Deccan and South India

            In 1306-7, Alauddin planned two campaigns. The first was against Rai Karan who after his expulsion from Gujarat, had been holding Baglana on the border of Malwa. Rai Karan fought bravely, but he could not resist for long. The second expedition was aimed against Rai Ramachandra, the ruler of Deogir, who had been in alliance with Rai Karan. In an earlier campaign, Rai Ramchandra had agreed to pay an yearly tribute to Delhi. This had failed into arrers. The command of the second army was entrusted to Alauddins slave, Malik Kafur. Rai Ramchandra who surrendered to Kafur, was honourably treated and carried to Delhi where, after some time, he was restored to his dominaions with the title of Rai Rayan.
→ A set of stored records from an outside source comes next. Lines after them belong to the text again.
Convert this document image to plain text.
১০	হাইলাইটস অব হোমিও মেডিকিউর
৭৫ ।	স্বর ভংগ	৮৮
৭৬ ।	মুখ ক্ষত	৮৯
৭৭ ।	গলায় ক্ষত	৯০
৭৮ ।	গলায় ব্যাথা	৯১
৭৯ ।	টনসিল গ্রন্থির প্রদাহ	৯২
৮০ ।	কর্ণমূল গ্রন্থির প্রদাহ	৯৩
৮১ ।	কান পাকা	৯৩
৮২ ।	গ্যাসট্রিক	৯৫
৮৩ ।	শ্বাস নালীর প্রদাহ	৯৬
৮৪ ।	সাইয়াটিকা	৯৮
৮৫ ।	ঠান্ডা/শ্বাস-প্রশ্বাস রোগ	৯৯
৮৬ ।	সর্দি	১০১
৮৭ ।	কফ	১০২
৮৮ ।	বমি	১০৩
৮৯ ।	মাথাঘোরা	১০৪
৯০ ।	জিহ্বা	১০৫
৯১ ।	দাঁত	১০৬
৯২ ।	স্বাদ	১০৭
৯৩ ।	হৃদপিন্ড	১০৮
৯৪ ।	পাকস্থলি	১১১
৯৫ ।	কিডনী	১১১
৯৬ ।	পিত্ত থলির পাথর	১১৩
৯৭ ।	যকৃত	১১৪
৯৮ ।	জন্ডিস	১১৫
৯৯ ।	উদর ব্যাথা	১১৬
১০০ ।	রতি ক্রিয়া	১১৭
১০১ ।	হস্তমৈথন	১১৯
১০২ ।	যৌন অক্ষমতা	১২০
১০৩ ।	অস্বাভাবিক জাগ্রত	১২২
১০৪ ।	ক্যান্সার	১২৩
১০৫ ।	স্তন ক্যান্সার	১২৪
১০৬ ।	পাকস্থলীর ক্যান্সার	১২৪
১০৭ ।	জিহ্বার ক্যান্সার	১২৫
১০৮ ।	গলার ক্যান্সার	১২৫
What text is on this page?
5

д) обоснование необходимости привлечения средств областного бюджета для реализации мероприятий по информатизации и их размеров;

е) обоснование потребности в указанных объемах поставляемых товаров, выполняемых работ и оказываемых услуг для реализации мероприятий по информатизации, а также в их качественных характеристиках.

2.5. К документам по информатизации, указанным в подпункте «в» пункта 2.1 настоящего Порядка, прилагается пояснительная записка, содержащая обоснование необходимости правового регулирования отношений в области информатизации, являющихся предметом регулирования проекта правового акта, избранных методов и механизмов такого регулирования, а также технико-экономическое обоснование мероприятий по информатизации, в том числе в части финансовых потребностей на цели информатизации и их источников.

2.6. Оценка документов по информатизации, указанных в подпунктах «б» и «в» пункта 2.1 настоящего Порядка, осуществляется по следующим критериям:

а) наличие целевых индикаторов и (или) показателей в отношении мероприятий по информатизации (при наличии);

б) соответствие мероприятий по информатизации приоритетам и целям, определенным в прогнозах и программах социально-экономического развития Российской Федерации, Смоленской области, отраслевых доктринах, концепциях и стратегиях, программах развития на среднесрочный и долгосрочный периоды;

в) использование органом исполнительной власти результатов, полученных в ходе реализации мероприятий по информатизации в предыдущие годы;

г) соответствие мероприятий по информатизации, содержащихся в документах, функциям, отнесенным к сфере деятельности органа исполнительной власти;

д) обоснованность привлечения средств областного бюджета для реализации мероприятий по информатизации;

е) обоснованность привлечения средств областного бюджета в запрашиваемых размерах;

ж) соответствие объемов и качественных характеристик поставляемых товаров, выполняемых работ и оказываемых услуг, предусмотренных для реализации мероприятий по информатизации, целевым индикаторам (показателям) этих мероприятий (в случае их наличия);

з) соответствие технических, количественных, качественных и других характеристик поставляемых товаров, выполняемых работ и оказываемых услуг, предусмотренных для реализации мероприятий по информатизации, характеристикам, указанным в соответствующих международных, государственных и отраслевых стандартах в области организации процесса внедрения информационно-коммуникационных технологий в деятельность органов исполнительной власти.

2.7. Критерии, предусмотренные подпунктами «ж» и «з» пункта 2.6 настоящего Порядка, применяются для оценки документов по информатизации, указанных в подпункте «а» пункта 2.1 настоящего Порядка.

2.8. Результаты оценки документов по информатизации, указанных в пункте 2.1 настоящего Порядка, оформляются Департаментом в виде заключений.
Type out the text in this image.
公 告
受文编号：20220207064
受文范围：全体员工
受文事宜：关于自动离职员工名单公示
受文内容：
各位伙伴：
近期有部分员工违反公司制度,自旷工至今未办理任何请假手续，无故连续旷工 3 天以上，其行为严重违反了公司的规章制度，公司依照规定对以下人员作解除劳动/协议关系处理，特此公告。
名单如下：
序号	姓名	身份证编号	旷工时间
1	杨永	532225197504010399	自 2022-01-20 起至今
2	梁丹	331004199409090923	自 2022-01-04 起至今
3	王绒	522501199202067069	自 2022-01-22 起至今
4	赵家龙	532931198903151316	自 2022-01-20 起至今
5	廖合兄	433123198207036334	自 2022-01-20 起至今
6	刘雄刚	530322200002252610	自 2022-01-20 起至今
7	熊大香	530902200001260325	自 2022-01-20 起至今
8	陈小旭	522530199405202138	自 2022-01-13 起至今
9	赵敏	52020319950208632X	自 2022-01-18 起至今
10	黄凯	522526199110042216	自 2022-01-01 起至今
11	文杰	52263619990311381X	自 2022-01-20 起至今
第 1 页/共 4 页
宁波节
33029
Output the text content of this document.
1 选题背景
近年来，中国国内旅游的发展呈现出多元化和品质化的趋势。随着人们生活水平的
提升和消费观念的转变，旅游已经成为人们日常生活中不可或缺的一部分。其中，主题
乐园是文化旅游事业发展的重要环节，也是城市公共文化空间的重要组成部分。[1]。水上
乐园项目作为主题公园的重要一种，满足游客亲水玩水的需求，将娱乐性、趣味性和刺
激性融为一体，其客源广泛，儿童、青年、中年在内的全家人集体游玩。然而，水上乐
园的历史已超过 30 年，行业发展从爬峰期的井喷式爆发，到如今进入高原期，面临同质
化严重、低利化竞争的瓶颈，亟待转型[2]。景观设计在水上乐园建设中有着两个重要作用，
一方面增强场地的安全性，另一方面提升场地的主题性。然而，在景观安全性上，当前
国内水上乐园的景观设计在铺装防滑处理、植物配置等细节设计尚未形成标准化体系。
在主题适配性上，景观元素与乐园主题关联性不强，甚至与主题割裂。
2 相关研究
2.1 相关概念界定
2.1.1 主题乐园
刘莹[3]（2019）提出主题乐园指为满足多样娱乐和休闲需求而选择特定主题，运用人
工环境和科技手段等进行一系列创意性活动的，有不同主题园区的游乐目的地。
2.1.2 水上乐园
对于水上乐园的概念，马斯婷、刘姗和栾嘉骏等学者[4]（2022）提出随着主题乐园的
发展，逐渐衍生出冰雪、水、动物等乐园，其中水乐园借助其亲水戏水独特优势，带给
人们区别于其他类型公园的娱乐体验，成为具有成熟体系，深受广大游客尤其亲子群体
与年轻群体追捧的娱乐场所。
A gift of one lakh tonkas was given to him along with a gloden colored canopy which was a symbol of ruler ship. He was also given a district of gujarat. One of his daughters was married to Alauddin. The Alliance with Rai Ramachandra was to prove to be of great value to Alauddin in his further aggrandisement in the Deccan.

 

            Between 1309 and 1311, Malik Kafur led two campaigns in south India - the firsta gainst Warangal in the Telegana area and the other against Dwar Samudra and Mabar (modern Karnataka) and Madurai (Tamil Nadu). The court poet. Amir Khusrau made them the subject of a book. For the first time, Muslim armies penetrated as far south as Madurai, and brought back untold wealth. The trade routes to south India were well known and when Kafur's armies reached Paintan in Mabar, they found a colony of Muslim merchants settled there. The ruler even had a contingent of Muslim tropps in his army. These expeditions greatly raised Kafur in public estimation and Alauddin appointed him malik-naib or vicegerent of the empire. Following the accession of Ghiyasuddin Tughlaq in 1320, a sustained and vigorous forward policy was embarked upon. After reorganizing his armies, the attacked again and this time no quarter was given to the Rai. This was followed by the conquest of Mabar which was also annexed. Muhammad bin Tughlaq them raided Orissa, and returned to Delhi with rich plunder. Next year, he subdued Bengal which had been independent since the death of Balban. Thus, by 1324, the territories of the Delhi Sultanat reached up to Madurai. The last Hindu principality in the area, Kampili in South Karnataka, was annexed in 1328. A cousin of Muhammad bin Tughlaq, who had rebelled, had been given shelter there, thus providing a convenient excus for attacking it.